The final analysis included 63 patients (intervention, n = 32; control, n = 31) who completed Patient Health Questionnaire-9 (PHQ9), fear of progression-Q-SF, EORTC QLQ C30, and OV28 questionnaires at baseline and at 3 months.

Change in PHQ9 score from baseline to 3 months served as the primary endpoint. Changes in other questionnaire scores at 3 months served as secondary endpoints.

Blagden and colleagues hypothesized the intervention would reduce depressive scores by a factor of three compared with controls. However, results showed comparable improvements from baseline to 3 months in PHQ9 and Global Health Status/QOL scale between both groups.

“It was surprising that depression scores dropped between baseline and 3 months ... in both groups, regardless of the intervention,” Blagden said. “No one has ever tracked depression scores among patients in a longitudinal way. It appears that immediately after chemotherapy, patients are actually improving in terms of their depression levels toward 3 months. This is great, but bad for us because we did not expect this would happen when we designed our study.”


Researchers did observe a significant improvement in fear of progression scores at 3 months only among women assigned the intervention (intervention effect = -5.2; 95% CI, -8.45 to 1.9; P=.003).
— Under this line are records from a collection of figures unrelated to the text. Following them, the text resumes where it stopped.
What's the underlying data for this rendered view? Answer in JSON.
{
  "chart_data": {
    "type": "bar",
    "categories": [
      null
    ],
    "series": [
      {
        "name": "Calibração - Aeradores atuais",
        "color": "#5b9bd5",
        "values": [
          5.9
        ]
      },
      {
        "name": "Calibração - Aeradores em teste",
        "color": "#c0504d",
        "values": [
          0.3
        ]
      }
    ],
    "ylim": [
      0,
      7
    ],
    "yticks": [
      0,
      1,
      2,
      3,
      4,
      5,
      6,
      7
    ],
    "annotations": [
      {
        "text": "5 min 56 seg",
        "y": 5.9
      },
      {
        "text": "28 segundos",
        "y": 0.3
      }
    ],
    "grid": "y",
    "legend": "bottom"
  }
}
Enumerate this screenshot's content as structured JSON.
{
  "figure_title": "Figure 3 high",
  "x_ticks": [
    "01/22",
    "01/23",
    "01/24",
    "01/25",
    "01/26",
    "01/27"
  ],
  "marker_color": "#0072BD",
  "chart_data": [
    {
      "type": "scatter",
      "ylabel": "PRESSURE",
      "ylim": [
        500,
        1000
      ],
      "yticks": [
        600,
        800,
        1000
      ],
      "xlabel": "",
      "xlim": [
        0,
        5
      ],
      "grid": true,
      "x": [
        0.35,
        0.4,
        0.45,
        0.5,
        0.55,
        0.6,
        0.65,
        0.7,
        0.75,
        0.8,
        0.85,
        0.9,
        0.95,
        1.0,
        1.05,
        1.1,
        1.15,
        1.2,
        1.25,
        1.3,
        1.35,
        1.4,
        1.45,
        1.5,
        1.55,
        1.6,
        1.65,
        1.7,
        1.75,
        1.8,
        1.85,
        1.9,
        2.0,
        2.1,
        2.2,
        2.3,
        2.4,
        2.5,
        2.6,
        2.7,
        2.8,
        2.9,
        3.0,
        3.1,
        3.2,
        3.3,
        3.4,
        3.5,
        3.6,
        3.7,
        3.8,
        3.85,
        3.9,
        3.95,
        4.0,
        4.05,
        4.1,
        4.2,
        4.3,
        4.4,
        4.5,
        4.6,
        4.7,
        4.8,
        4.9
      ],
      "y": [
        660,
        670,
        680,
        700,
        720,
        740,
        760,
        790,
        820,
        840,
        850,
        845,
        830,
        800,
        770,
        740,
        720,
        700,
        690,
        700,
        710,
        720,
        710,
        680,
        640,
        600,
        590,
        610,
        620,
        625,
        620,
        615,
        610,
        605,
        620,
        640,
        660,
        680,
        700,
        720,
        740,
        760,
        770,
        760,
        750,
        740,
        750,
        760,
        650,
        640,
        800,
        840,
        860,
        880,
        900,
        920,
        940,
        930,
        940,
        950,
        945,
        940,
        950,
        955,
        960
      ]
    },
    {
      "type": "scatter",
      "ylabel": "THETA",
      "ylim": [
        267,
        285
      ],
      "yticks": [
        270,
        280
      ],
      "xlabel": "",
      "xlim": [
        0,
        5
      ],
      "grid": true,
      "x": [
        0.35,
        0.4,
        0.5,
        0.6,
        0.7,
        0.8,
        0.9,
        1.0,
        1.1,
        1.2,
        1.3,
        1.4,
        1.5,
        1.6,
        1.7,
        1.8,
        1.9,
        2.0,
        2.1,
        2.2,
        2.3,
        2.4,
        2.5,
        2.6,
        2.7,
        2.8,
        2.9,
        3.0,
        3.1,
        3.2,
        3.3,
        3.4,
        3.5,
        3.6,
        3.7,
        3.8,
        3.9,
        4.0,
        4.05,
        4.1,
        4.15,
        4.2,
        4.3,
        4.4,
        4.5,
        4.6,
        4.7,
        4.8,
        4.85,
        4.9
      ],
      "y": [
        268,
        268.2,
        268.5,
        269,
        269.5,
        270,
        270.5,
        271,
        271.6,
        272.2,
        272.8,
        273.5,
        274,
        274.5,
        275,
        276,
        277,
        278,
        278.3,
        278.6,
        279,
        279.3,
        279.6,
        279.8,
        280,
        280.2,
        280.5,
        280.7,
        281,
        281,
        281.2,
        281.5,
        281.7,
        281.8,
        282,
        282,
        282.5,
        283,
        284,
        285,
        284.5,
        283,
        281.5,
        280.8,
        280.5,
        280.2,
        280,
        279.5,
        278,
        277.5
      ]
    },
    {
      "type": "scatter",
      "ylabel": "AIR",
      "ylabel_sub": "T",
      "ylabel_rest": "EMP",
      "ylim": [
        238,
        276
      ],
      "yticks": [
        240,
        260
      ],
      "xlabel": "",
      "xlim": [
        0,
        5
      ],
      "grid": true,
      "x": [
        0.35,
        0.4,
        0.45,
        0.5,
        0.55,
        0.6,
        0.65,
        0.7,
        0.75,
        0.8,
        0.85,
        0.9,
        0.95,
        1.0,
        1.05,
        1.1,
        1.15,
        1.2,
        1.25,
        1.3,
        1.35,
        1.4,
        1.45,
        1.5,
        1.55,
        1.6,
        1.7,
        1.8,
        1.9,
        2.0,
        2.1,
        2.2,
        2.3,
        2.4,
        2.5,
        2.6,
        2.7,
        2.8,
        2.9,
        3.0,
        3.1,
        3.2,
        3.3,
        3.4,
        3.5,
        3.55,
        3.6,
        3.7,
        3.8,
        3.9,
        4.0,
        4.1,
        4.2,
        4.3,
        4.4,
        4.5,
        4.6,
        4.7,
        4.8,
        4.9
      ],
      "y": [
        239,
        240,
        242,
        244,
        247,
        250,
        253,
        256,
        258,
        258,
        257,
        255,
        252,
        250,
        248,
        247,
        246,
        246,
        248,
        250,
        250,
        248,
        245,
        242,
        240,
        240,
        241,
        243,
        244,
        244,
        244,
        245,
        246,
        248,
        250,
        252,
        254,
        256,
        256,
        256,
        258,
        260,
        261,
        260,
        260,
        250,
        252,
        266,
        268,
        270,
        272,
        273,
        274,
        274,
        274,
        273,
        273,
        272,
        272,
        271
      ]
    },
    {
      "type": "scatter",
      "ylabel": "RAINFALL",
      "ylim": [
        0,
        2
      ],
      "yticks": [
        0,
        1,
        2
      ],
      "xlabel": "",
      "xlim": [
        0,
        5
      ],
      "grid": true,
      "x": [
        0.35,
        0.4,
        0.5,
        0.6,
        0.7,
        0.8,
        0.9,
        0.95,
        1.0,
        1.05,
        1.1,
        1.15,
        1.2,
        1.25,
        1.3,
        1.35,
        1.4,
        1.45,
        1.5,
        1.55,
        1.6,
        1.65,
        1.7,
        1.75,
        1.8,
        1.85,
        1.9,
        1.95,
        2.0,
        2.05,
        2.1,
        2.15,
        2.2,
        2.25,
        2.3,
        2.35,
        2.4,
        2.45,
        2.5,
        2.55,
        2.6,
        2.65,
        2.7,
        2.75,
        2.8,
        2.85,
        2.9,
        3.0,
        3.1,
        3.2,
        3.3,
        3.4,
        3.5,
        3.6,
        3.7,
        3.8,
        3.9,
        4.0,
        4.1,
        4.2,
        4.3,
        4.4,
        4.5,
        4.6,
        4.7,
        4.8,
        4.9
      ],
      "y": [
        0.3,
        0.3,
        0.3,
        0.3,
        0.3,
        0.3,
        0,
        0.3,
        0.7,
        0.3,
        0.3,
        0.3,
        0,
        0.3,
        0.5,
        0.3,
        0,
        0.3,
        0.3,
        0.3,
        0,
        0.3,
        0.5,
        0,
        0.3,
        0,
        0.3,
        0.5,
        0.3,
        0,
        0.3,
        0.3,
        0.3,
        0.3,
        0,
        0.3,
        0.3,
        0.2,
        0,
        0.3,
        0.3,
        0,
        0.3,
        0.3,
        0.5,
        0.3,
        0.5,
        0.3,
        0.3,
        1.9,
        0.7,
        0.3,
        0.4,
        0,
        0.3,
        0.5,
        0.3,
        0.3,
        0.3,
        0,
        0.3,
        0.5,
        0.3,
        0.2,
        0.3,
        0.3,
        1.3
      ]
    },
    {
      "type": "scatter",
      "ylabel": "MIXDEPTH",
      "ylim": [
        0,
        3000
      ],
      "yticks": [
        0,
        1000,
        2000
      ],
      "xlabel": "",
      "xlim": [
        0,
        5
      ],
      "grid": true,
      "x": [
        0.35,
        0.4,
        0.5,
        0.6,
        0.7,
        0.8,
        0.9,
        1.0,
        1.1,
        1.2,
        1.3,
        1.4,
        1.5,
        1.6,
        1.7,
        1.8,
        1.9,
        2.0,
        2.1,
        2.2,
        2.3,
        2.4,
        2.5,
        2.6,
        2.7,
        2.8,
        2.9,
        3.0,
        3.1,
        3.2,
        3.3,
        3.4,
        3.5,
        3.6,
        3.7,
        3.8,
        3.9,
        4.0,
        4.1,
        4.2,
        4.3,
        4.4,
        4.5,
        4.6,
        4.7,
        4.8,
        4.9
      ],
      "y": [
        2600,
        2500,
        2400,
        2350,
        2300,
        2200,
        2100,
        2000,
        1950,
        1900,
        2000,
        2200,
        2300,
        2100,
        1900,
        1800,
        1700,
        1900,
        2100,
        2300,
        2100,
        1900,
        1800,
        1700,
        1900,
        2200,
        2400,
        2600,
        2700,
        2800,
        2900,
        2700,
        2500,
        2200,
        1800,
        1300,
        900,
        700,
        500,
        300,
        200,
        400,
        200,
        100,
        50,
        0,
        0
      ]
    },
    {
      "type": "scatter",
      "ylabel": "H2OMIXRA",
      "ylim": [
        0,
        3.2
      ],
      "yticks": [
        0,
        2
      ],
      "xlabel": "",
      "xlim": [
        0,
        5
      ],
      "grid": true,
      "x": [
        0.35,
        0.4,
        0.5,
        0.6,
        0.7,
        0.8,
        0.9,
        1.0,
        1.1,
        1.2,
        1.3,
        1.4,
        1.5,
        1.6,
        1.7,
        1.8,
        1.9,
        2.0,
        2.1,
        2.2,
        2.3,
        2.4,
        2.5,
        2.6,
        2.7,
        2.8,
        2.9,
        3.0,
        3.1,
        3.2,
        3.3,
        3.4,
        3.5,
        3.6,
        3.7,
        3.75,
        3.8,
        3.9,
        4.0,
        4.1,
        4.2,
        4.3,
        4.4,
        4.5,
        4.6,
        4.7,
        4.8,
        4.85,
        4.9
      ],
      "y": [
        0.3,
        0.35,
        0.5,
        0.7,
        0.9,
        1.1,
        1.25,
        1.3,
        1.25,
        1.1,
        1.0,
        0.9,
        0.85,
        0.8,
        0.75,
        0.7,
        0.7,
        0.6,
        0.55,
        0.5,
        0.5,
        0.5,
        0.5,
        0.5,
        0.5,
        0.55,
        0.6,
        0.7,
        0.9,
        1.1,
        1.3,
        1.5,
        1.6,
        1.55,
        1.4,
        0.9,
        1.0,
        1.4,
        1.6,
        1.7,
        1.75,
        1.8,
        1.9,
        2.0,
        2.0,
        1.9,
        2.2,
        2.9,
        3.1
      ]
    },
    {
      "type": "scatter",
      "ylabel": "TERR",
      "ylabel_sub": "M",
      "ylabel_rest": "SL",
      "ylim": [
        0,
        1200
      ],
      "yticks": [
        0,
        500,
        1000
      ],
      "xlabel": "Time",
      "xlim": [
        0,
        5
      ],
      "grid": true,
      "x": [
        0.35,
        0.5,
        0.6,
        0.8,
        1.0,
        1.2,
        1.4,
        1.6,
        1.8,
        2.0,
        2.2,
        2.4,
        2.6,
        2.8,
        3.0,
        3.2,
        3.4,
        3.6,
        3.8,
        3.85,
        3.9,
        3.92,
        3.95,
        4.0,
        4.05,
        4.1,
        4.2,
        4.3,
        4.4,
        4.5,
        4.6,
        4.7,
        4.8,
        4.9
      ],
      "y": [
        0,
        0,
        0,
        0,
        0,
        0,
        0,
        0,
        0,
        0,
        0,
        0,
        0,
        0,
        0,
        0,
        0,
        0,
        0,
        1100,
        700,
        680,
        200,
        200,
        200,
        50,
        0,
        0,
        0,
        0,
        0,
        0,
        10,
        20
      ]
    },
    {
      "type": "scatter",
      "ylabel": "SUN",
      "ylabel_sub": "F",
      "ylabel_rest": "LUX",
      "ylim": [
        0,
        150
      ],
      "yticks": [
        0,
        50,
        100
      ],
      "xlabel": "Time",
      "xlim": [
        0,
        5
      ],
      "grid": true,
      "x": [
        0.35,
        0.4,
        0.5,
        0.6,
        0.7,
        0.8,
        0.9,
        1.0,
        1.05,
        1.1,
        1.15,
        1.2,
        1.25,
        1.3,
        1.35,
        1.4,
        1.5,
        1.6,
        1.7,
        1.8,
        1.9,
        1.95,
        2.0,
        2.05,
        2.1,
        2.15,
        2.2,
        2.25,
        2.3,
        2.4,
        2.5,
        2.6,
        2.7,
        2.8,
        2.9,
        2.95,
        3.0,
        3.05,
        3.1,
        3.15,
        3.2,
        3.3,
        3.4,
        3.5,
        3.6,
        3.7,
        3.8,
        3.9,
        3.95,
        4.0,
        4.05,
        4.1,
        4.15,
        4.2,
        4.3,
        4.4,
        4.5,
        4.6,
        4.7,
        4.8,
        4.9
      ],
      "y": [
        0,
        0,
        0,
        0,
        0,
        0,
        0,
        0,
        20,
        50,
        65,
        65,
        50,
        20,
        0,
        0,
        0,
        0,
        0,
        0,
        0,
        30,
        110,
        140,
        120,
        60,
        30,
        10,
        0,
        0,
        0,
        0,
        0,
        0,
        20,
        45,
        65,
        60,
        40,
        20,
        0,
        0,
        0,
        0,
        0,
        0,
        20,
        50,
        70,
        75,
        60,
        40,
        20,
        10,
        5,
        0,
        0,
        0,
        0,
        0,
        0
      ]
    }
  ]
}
“Other quality-of-life measures were not significantly altered,” Blagden said. “We are continuing to collect further data, because these findings may change as we move out from the initial study time period.”

Blagden noted several study limitations, including the lack of site monitoring due to the minimal study costs; lack of information about disease stage; and the significant dropoff in survey completion among enrolled patients. – by Jennifer Southall


Blagden S, et al. Abstract 9400. Presented at: European Society for Medical Oncology Congress; Oct. 19-23, 2018; Munich.

Disclosures: Blagden reports serving as director of RNA Guardian Ltd; advisory board roles with Clovis, Ellipses and Novartis; and research funding from NuCana. Please see the abstract for all other authors’ relevant financial disclosures.